The Medical Council, which polices the behaviour of doctors, has been investigating complaints against Dr Michael Neary, a former consultant at Our Lady ofLourdes hospital in Drogheda for several years According to sources, the council's Fitness to Practise committee, which has been carrying out an investigation in private, has now upheld a number of the complaints.

The move, when publicly announced this Tuesday, is likely to lead to calls on health minister Micheál Martin to establish a public inquiry into allegations that unnecessary caesarean hysterectomies were carried out at the hospital.

The minister, who has met with some of the women at the centre of the claims, has maintained to date that an inquiry could not be established until after the fitness to practise inquiry was concluded.

Sources said that the committee is also understood to have upheld complaints of rudeness against the consultant.

The committee will make its findings known to the full Medical Council at a special meeting this Tuesday.

The full council can accept or reject the findings of the committee. If it accepts findings of professional misconduct, the council then has to decide on what sanction, if any, to impose.

The controversy at Our Lady of Lourdes hospital in Drogheda first came to light in 1998 after two midwives reported concerns to the North Eastern Health Board.

An independent review was ordered by the health board and in 1999 it found that Neary had a clinically unacceptable level of caesarean hysterectomies.

Neary was placed on leave by the health board. He later retired from the hospital.

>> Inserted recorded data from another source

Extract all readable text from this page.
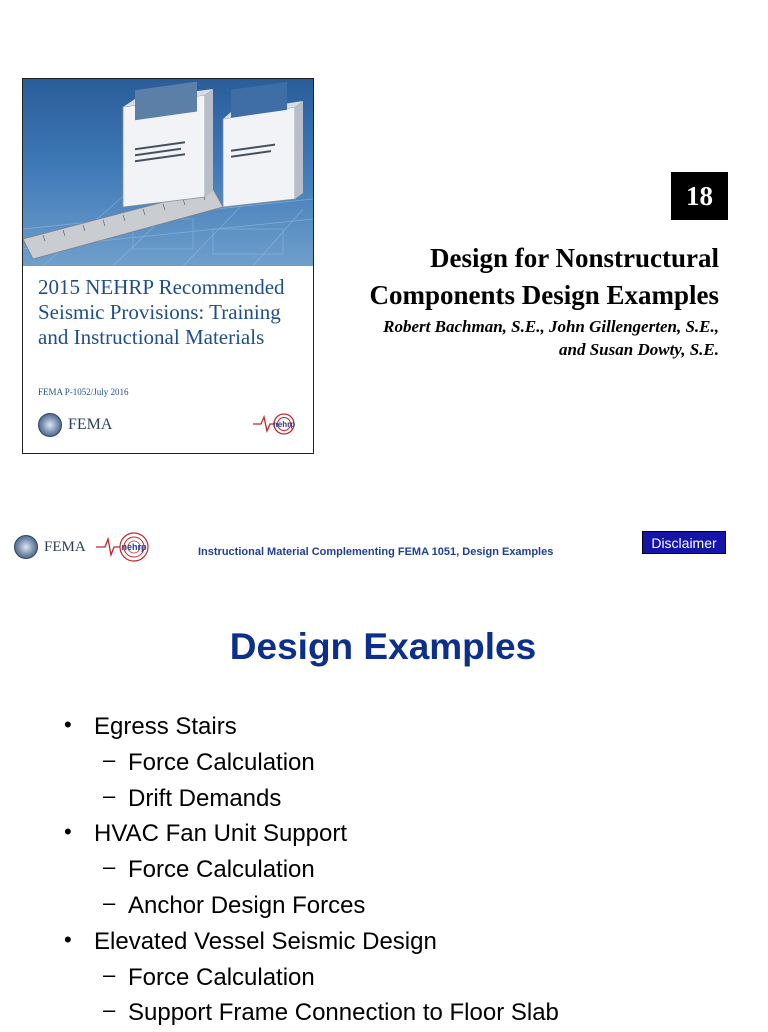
2015 NEHRP Recommended Seismic Provisions: Training and Instructional Materials
FEMA P-1052/July 2016
FEMA	nehrp
18
Design for Nonstructural
Components Design Examples
Robert Bachman, S.E., John Gillengerten, S.E.,
and Susan Dowty, S.E.
FEMA	nehrp	Instructional Material Complementing FEMA 1051, Design Examples
Disclaimer
Design Examples
• Egress Stairs
– Force Calculation
– Drift Demands
• HVAC Fan Unit Support
– Force Calculation
– Anchor Design Forces
• Elevated Vessel Seismic Design
– Force Calculation
– Support Frame Connection to Floor Slab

The Medical Council received almost 40 complaints from patients against Neary. In up to five cases, it is understood that the committee found that Neary had no case to answer.

A number of women have also initiated legal action against Neary. Earlier this month, the Supreme Court turned down an appeal taken by Neary against an award made by the High Court to a patient whose womb was removed by caesarean hysterectomy after the birth of her child.

Caesarean hysterectomy is a rare procedure involving the removal of the womb or ovaries to stop bleeding.

Last November, the High Court ruled in a case taken by Alison Gough from Ardee in Co Louth that Neary had been negligent and it awarded the plaintiff over 250,000 in damages. The court found that had Neary carried out certain procedures at the time that the bleeding could have been stopped and that the caesarean hysterectomy would not have been necessary.

The Supreme Court in early July rejected the appeal brought by Neary but reduced the damages by 50,000.